On her daily walks from home to her job at a primary school in the city of Port Sudan, Khalda Saber would urge people to join the protests against the three-decade rule of Sudan’s autocratic President Omar al-Bashir.
At school, she rallied fellow teachers to join the pro-democracy uprising.
“I was telling them that there is nothing to lose, compared with what we have already lost. I was telling them that we have to take to the streets, demonstrate and express our rejection to what’s happening,” she said.
One January morning, two months after the protests erupted, plainclothes security forces snatched Saber off a bus and took her to the feared security and intelligence agency’s local office.
There, she was detained in a newly built wing in a prison in the capital, Khartoum, alongside other protesters. She said security forces beat her and the other new arrivals for several hours.
Saber spent 40 days in detention. She was among many thousands of Sudanese women who risked their lives leading protests that eventually pushed the military to overthrow al-Bashir in April.
Several turbulent months followed as the protesters feared the military would cling to power, before a power-sharing deal in July. An interim, civilian-led government was sworn in last month.
Amid high hopes for a new era, many Sudanese women like Saber are looking for greater freedoms and equality. They seek to overturn many of the restrictive laws based on Islamic jurisprudence, or Sharia, that activists say stifle women’s rights.
“For sure the whole Sudanese people have an interest in this revolution, but we, the women, had a bigger interest and motivation to make it happen,” Saber said.
Al-Bashir came to power in an Islamist-backed military coup in 1989, adopting a harsh interpretation of Islamic law that diminished the ability of women to participate meaningfully in public life, Human Rights Watch said in a 2015 report.
Public order laws imposed an Islamic dress code on women and restricted their ability to move freely or, if unmarried, with male colleagues, said Jehanne Henry, an associate Africa director at the New York-based rights group. Violators faced lashing in public and hefty fines.
But the end of al-Bashir’s rule would lead Saber, who worked with a local NGO on women’s rights issues for years, to flee the country. She spoke to The Associated Press from her home in self-imposed exile in the Egyptian capital, Cairo.
Along with her husband and two daughters, Saber escaped Sudan just two days after al-Bashir’s ouster on April 11.
She says the family was threatened, mainly by the Rapid Support Forces, a paramilitary group which grew out of the notorious Janjaweed militias that al-Bashir used in the conflict in Sudan’s Darfur region.
Saber had documented the RSF’s rights violations, especially against women, through testimonies before and during the uprising.
“There were threats that they would attack my daughters,” she said.

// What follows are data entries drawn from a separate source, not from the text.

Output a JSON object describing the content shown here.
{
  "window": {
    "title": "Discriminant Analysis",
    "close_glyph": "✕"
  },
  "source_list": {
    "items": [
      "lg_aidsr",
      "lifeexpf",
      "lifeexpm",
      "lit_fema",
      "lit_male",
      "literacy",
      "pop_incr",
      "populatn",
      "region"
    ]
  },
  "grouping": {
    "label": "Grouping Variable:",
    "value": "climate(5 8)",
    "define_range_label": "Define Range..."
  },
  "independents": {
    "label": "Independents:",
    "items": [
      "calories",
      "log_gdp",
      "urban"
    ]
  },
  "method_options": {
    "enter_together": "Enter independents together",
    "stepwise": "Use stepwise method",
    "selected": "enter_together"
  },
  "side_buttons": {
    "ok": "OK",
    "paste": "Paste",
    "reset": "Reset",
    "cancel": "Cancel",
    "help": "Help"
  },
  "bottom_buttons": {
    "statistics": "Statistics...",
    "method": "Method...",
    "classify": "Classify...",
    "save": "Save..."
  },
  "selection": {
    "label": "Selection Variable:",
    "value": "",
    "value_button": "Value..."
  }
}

Following her release in March, she had immediately joined demonstrations at the main sit-in outside the military’s headquarters in Khartoum. “At this time, the threats were increased. I found no way but to leave (the country),” she said.
Saber’s story reflects a wave of violence against women during the protests. A Sudanese rights group, Sudanese Women Action, said in a report released earlier this month that women protesters faced an “unprecedented amount of violence and human rights violations” that amounted to “serious atrocities.” Twelve women and a 7-year-old girl were killed in the protests, it said.
The group said it documented at least 26 cases of rape as security forces broke up the protest camp outside the military headquarters in early June. Dozens more rape cases weren’t reported or documented “due to fears of reprisals or stigma,” the group alleged.
During the uprising, Saber said countless women in both rural and urban areas participated in the demonstrations.
“It was not strange to see so many women at the front in the marches,” she said. “This is because of growing awareness of women’s rights. Women in time realized they have to stick to their demands.”
After five months in Cairo, Saber remains wary. “Fear and dread still exist. It is too early to go back to Sudan,” she said.
Sudan’s democratic transition remains fragile. But the appointment of several women to the interim government — including Sudan’s first female foreign minister, and two women in an 11-member sovereign council — has raised hopes that the role women played in the uprising will lead to change.
Henry, the HRW associate director, said the new government is committed to several legal reforms, including changes needed to achieve gender equality. Family and inheritance laws “clearly discriminate against women, limiting their ability to inherit property equally,” she said.
Wifaq Gurashi, a women’s rights activist in Khartoum, said the government should prioritize annulling all laws that restrict women’s movement and freedoms, and implement policies that offer broader opportunities for women.
“With a little determination, we will be represented fairly,” said Gurashi, who was herself briefly detained during the uprising in February.
But, she said, women face formidable obstacles.
“It’s a long way (to go), especially to get rid of the traditional way of thinking in this masculine and authoritarian society,” Gurashi said.